Selon l’administration préfectorale, la gestion par l’officière d’une manifestation d’agriculteurs non déclarée le 11 janvier dernier a constitué le facteur déclencheur. Ce jour-là, des manifestants avaient procédé à des soudures sur les grilles de la préfecture. Les services du préfet Gilles Clavreul affirment avoir demandé la dispersion des individus, un ordre qui ne serait pas resté sans suite, sans qu’aucune impossibilité technique ou sécuritaire n’ait été signalée.

Cette mise à l’écart s’inscrirait dans un contexte de divergences plus anciennes, avec plusieurs rappels à l’ordre adressés à la commissaire au cours de l’année 2025. Le cabinet du préfet évoque également des difficultés récurrentes depuis le début du mouvement social dans le secteur agricole en décembre dernier.

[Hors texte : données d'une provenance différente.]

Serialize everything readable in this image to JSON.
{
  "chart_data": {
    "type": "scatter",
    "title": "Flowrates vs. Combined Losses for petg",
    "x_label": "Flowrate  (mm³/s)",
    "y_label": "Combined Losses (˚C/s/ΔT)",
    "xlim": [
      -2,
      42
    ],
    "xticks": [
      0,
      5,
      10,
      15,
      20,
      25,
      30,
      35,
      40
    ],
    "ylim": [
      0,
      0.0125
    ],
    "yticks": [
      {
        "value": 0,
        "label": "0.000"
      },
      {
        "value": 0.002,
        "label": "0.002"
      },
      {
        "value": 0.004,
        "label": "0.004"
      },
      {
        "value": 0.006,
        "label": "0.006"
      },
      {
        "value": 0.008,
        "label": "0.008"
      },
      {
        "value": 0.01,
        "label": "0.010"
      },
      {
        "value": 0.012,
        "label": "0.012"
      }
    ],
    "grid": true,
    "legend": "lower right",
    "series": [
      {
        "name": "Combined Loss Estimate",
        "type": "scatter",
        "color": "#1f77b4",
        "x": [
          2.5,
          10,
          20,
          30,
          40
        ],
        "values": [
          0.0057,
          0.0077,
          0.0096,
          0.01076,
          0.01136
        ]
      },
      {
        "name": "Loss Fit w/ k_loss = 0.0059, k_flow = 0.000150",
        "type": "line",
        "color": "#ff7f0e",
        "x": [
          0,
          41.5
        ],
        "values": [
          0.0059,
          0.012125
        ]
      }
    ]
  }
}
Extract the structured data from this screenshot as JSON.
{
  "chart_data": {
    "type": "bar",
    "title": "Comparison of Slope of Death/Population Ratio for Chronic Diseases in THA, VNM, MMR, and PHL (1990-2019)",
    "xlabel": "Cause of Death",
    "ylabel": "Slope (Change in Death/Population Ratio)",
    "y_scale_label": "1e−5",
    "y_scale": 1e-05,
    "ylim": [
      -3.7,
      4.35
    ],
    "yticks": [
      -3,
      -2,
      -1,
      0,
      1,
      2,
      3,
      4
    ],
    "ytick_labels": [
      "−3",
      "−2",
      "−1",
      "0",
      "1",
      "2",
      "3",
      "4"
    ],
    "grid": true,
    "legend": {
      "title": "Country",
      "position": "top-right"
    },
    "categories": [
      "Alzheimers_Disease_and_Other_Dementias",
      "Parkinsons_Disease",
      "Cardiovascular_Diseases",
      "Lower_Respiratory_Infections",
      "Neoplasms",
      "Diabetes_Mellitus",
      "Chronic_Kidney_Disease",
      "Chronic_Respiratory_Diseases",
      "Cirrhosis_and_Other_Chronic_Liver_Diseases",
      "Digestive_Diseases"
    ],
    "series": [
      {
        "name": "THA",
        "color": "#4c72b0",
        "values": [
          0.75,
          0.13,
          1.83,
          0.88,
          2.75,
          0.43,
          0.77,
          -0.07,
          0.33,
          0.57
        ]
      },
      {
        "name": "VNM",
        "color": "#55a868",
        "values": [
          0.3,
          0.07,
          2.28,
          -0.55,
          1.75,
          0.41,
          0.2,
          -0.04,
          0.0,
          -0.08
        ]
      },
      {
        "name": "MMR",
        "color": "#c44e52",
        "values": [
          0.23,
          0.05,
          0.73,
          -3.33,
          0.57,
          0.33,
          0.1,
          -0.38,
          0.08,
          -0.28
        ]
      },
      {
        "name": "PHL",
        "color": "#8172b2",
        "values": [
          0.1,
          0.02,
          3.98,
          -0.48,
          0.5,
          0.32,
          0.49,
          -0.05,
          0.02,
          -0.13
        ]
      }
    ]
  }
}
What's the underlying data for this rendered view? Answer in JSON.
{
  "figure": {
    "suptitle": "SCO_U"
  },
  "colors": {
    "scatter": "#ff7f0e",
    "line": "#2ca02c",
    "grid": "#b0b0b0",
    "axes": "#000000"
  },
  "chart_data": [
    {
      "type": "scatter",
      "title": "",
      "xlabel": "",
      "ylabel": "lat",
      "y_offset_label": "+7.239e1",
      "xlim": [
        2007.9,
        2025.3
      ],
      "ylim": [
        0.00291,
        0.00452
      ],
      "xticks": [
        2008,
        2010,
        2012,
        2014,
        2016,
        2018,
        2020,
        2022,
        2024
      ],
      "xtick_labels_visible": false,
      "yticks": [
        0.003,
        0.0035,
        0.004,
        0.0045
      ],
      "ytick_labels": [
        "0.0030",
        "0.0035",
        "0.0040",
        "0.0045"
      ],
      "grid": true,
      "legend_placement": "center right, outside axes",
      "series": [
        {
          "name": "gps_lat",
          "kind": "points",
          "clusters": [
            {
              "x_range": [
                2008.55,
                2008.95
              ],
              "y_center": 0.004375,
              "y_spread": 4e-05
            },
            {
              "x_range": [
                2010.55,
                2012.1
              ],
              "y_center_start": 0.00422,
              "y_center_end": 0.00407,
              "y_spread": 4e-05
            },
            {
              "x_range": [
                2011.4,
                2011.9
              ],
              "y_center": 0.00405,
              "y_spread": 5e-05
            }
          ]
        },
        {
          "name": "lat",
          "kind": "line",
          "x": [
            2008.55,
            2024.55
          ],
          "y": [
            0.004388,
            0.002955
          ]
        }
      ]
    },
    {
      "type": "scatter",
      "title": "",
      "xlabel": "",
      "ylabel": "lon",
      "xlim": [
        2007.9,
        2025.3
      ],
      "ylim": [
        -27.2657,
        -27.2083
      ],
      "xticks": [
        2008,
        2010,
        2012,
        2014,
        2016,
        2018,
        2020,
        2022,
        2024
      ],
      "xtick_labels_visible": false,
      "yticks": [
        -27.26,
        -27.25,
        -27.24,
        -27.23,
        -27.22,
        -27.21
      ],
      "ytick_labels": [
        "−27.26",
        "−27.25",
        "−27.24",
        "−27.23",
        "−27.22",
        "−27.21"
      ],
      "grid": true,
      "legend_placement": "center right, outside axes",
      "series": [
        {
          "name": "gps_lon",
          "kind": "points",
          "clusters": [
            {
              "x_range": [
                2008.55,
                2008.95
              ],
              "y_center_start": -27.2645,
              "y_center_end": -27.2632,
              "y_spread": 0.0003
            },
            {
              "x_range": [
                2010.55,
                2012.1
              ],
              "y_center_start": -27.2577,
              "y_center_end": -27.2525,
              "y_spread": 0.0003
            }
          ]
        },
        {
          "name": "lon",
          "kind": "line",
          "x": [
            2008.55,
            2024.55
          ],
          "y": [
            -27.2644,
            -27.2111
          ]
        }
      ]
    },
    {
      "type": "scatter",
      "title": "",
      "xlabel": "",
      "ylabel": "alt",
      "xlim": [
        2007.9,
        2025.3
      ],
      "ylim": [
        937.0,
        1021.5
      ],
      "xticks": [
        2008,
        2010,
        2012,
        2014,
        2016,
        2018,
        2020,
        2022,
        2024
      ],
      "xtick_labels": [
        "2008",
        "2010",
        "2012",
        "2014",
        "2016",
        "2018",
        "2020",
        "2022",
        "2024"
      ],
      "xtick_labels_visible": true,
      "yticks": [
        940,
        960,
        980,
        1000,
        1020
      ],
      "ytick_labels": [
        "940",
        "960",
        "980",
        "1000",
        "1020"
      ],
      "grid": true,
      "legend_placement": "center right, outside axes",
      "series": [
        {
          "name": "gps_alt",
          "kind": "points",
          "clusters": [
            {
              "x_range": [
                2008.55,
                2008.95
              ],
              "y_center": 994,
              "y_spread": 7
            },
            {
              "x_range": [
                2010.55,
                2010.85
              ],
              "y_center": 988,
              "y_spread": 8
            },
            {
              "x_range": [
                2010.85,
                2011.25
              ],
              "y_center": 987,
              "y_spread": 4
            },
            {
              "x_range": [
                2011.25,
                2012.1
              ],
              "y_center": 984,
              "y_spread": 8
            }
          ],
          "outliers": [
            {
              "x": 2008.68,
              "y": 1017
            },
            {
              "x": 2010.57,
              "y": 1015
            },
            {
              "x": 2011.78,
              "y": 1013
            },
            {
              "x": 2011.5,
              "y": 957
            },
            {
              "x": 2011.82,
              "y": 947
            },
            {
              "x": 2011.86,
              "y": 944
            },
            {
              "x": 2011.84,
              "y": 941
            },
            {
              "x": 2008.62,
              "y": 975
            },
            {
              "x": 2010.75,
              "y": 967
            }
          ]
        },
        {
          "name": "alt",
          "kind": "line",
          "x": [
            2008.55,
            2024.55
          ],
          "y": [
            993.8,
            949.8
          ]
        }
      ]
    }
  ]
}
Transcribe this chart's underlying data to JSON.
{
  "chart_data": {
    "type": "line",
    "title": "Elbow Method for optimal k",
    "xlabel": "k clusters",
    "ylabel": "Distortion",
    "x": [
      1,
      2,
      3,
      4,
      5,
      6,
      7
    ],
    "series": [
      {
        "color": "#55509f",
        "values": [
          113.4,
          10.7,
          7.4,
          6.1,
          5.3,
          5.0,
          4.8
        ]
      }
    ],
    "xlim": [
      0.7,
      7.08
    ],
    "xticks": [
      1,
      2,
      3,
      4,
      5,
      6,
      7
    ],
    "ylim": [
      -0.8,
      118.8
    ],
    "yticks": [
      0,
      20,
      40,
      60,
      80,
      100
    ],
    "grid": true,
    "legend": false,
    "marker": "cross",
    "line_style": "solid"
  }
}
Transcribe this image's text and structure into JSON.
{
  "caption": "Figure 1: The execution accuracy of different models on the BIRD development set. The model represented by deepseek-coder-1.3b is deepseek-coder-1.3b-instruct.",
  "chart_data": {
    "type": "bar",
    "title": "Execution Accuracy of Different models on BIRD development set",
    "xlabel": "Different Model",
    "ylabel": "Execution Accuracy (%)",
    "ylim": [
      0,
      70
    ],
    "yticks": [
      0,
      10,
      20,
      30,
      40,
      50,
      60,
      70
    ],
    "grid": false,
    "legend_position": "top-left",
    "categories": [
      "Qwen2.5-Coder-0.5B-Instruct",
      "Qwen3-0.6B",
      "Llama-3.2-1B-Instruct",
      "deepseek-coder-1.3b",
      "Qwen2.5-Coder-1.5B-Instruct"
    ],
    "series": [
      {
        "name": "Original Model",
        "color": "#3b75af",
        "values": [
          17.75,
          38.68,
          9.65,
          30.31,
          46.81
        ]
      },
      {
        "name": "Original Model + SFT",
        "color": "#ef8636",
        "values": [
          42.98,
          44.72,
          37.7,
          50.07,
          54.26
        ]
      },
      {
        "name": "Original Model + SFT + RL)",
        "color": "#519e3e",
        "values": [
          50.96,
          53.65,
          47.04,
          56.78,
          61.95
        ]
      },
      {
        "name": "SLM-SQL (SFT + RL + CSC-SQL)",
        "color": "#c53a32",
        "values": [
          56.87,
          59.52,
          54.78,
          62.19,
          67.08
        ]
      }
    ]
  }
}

Du côté des représentants des commissaires, le ton est à la dénonciation. Le Syndicat des commissaires de la police nationale (SCPN) qualifie la mesure d' »illégale », « arbitraire » et « méprisante », précisant qu’elle aurait été notifiée par simple message texte. Le syndicat défend au contraire l’action de sa collègue. Il estime que c’est précisément grâce à sa gestion, privilégiant un « dialogue normal et fluide » et évitant les interpellations, que la manifestation s’est déroulée sans violence, dégradation ou intrusion.

« Les agriculteurs ne sont pas des casseurs. Ce sont des interlocuteurs respectables, souvent connus des services », a souligné un responsable syndical, ajoutant que les faibles effectifs locaux ne permettaient pas, de toute façon, d’envisager une intervention musclée.

La commissaire, qui occupait également les postes de cheffe des commissariats de Dax et de Mont-de-Marsan, a annoncé prendre sa retraite, anticipant de plusieurs mois un départ initialement prévu pour l’automne 2026.

Le SCPN a demandé une entrevue avec le ministre de l’Intérieur, prévue dans le courant du mois prochain, pour alerter sur ce qu’il perçoit comme une « immixtion de plus en plus forte » de certaines autorités préfectorales dans les choix opérationnels des forces de l’ordre. Cette affaire relance le débat sur l’autonomie des cadres de la police face aux injonctions politiques et administratives en matière de maintien de l’ordre.